We can draw another conclusion, that is, a slow device, for example, a device with a long track time, the more slow the device is, the larger the overall increase it brings after forming an Al loop, the faster the device is, A high-specification device, after forming an Al loop, has limited performance improvement. This is the effect that the Al ring or other shared bus/ring methods make up for the time slot produced by the device's own processing.

　Conflicts about throughput/bandwidth values:

After the above description, we have a good understanding of the underlying mechanism of the shared bus/ring transmission mode and its utility. I/O size is often very large in an environment that focuses on and pursues high throughput, that is, making full use of bandwidth, so that the channel bandwidth can be reached at a lower iops value.

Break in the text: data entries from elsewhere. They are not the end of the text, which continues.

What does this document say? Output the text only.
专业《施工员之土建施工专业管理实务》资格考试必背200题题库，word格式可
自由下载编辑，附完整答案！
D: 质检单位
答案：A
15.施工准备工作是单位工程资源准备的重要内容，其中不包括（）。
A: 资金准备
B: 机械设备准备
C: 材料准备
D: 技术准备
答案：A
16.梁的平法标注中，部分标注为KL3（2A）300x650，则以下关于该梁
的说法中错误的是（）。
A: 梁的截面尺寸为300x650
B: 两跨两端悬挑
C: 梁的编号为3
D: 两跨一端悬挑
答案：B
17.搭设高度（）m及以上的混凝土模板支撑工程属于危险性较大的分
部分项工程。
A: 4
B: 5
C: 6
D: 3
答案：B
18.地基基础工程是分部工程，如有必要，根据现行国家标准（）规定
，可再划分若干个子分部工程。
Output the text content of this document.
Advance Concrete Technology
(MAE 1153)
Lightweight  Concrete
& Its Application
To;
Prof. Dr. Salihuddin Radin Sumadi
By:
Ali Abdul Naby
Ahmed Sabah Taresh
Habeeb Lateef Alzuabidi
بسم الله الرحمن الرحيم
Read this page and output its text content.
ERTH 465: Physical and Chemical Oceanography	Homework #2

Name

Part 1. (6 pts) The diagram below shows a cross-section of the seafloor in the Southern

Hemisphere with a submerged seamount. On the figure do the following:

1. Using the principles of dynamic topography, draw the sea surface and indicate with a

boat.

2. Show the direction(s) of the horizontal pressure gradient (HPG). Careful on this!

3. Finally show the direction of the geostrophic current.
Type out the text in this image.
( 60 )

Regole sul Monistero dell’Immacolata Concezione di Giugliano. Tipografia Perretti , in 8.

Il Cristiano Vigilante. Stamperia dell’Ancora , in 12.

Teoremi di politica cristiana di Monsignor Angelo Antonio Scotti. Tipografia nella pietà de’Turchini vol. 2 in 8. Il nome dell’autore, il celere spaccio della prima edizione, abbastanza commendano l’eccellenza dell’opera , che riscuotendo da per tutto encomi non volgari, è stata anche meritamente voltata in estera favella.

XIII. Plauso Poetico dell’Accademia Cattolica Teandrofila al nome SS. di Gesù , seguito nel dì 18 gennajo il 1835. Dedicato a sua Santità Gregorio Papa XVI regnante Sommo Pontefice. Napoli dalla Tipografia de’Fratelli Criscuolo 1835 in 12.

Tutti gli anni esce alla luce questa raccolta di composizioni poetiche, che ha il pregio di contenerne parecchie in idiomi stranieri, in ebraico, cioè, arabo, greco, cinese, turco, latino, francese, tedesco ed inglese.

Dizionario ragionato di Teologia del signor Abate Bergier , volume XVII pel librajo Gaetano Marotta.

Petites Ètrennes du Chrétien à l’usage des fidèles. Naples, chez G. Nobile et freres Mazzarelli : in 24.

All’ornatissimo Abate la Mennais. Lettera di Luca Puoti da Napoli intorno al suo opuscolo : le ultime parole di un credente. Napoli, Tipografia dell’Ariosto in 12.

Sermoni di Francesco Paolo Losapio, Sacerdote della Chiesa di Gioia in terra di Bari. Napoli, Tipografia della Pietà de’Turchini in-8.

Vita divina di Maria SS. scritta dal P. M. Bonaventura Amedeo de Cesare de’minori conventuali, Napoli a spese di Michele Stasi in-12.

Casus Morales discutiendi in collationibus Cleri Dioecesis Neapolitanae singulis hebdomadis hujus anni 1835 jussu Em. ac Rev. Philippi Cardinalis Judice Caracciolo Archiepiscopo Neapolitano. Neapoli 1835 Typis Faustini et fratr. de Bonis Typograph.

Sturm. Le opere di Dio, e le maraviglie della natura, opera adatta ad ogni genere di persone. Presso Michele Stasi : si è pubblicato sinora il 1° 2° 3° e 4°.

In this case, the upper layer sends large consecutive Io segments, so that the tracing time of devices on the Al ring can be greatly reduced, which makes the devices faster out of the accumulating state, prepare to send data externally. We know that the external transfer rate of the disk is interrupted due to the constant internal change, which causes the value to be approximately 20 times lower than the internal transfer rate. The utility of the Al ring is to make up for the time slot wasted by seeking for channels. Therefore, the external throughput of the overall system is increased, thus resolving this contradiction.